In London last week Palestine solidarity campaigners took part in a rolling picket of companies that are complicit in the Israeli genocide and starvation of Gaza, starting at Google’s office in the heart of the capital.
And in the capital of Scotland the screen-writer Paul Laverty was arrested at a pro-Palestine protest outside a police station for allegedly supporting a banned organisation. Laverty is best known for his collaborations with director Ken Loach including the award-winning I, Daniel Blake and The Wind That Shakes the Barley, which both won the Palme d'Or at the Cannes Film Festival.
"Following a protest outside St Leonards Police Station on Monday 25 August 2025, a 68-year-old man has been arrested under the Terrorism Act 2000 for showing support for a proscribed organisation" said Police Scotland. Laverty, who was wearing a T-shirt with the slogan "Genocide in Palestine, time to take action", told the media that “although we have the law on our side, we cannot implement it. So I think we have to change the narrative. I think we’ll have to remember is that the most important court in the world is the court of public opinion. Ordinary people are appalled to see starvation and genocide and the selling of arms to the apartheid state in Israel, and are just appalled by it”.
Laverty is accused of supporting Palestine Action, which was banned in July following acts of vandalism at an RAF base. Yvette Cooper, the home secretary, announced the ban days after activists from the group broke into RAF Brize Norton and defaced two military transport aircraft with spray paint causing some seven million poundsworth of damage.
More than 700 people have been arrested, mostly at demonstrations, for supporting the group since it was outlawed under the Terrorism Act 2000.
Volker Turk, the UN high commissioner for human rights, said in July that the UK’s decision to proscribe the campaign group as a terrorist organisation was “disproportionate and unnecessary” and called for the designation to be rescinded.

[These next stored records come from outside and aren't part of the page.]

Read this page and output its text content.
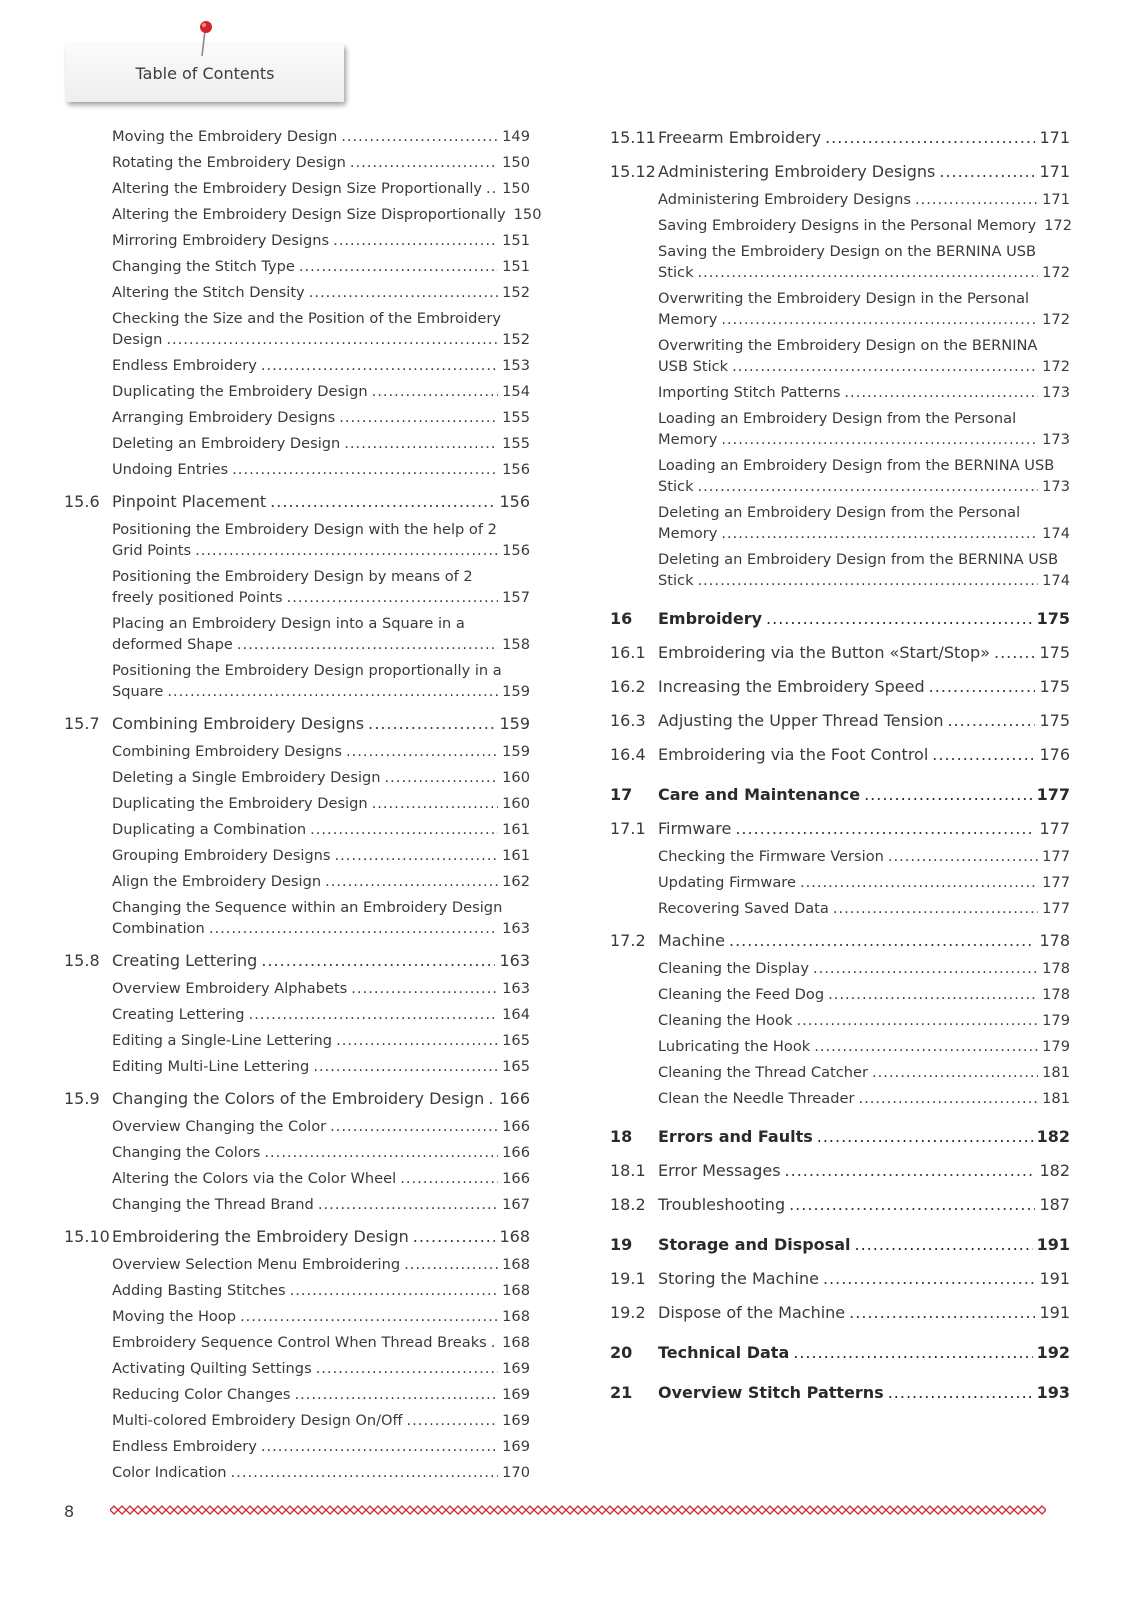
Table of Contents
Moving the Embroidery Design .....	149
Rotating the Embroidery Design .....	150
Altering the Embroidery Design Size Proportionally ..... 150
Altering the Embroidery Design Size Disproportionally 150
Mirroring Embroidery Designs .....	151
Changing the Stitch Type .....	151
Altering the Stitch Density .....	152
Checking the Size and the Position of the Embroidery
Design .....	152
Endless Embroidery .....	153
Duplicating the Embroidery Design .....	154
Arranging Embroidery Designs .....	155
Deleting an Embroidery Design .....	155
Undoing Entries .....	156
15.6 Pinpoint Placement .....	156
Positioning the Embroidery Design with the help of 2
Grid Points .....	156
Positioning the Embroidery Design by means of 2
freely positioned Points .....	157
Placing an Embroidery Design into a Square in a
deformed Shape .....	158
Positioning the Embroidery Design proportionally in a
Square .....	159
15.7 Combining Embroidery Designs .....	159
Combining Embroidery Designs .....	159
Deleting a Single Embroidery Design .....	160
Duplicating the Embroidery Design .....	160
Duplicating a Combination .....	161
Grouping Embroidery Designs .....	161
Align the Embroidery Design .....	162
Changing the Sequence within an Embroidery Design
Combination .....	163
15.8 Creating Lettering .....	163
Overview Embroidery Alphabets .....	163
Creating Lettering .....	164
Editing a Single-Line Lettering .....	165
Editing Multi-Line Lettering .....	165
15.9 Changing the Colors of the Embroidery Design ..... 166
Overview Changing the Color .....	166
Changing the Colors .....	166
Altering the Colors via the Color Wheel .....	166
Changing the Thread Brand .....	167
15.10 Embroidering the Embroidery Design .....	168
Overview Selection Menu Embroidering .....	168
Adding Basting Stitches .....	168
Moving the Hoop .....	168
Embroidery Sequence Control When Thread Breaks ..... 168
Activating Quilting Settings .....	169
Reducing Color Changes .....	169
Multi-colored Embroidery Design On/Off .....	169
Endless Embroidery .....	169
Color Indication .....	170
15.11 Freearm Embroidery .....	171
15.12 Administering Embroidery Designs .....	171
Administering Embroidery Designs .....	171
Saving Embroidery Designs in the Personal Memory 172
Saving the Embroidery Design on the BERNINA USB
Stick .....	172
Overwriting the Embroidery Design in the Personal
Memory .....	172
Overwriting the Embroidery Design on the BERNINA
USB Stick .....	172
Importing Stitch Patterns .....	173
Loading an Embroidery Design from the Personal
Memory .....	173
Loading an Embroidery Design from the BERNINA USB
Stick .....	173
Deleting an Embroidery Design from the Personal
Memory .....	174
Deleting an Embroidery Design from the BERNINA USB
Stick .....	174
16	Embroidery .....	175
16.1 Embroidering via the Button «Start/Stop» .....	175
16.2 Increasing the Embroidery Speed .....	175
16.3 Adjusting the Upper Thread Tension .....	175
16.4 Embroidering via the Foot Control .....	176
17	Care and Maintenance .....	177
17.1 Firmware .....	177
Checking the Firmware Version .....	177
Updating Firmware .....	177
Recovering Saved Data .....	177
17.2 Machine .....	178
Cleaning the Display .....	178
Cleaning the Feed Dog .....	178
Cleaning the Hook .....	179
Lubricating the Hook .....	179
Cleaning the Thread Catcher .....	181
Clean the Needle Threader .....	181
18	Errors and Faults .....	182
18.1 Error Messages .....	182
18.2 Troubleshooting .....	187
19	Storage and Disposal .....	191
19.1 Storing the Machine .....	191
19.2 Dispose of the Machine .....	191
20	Technical Data .....	192
21	Overview Stitch Patterns .....	193
8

He said: “UK domestic counter-terrorism legislation defines terrorist acts broadly to include ‘serious damage to property’. But, according to international standards, terrorist acts should be confined to criminal acts intended to cause death or serious injury or to the taking of hostages, for purpose of intimidating a population or to compel a government to take a certain action or not.
“It misuses the gravity and impact of terrorism to expand it beyond those clear boundaries, to encompass further conduct that is already criminal under the law”.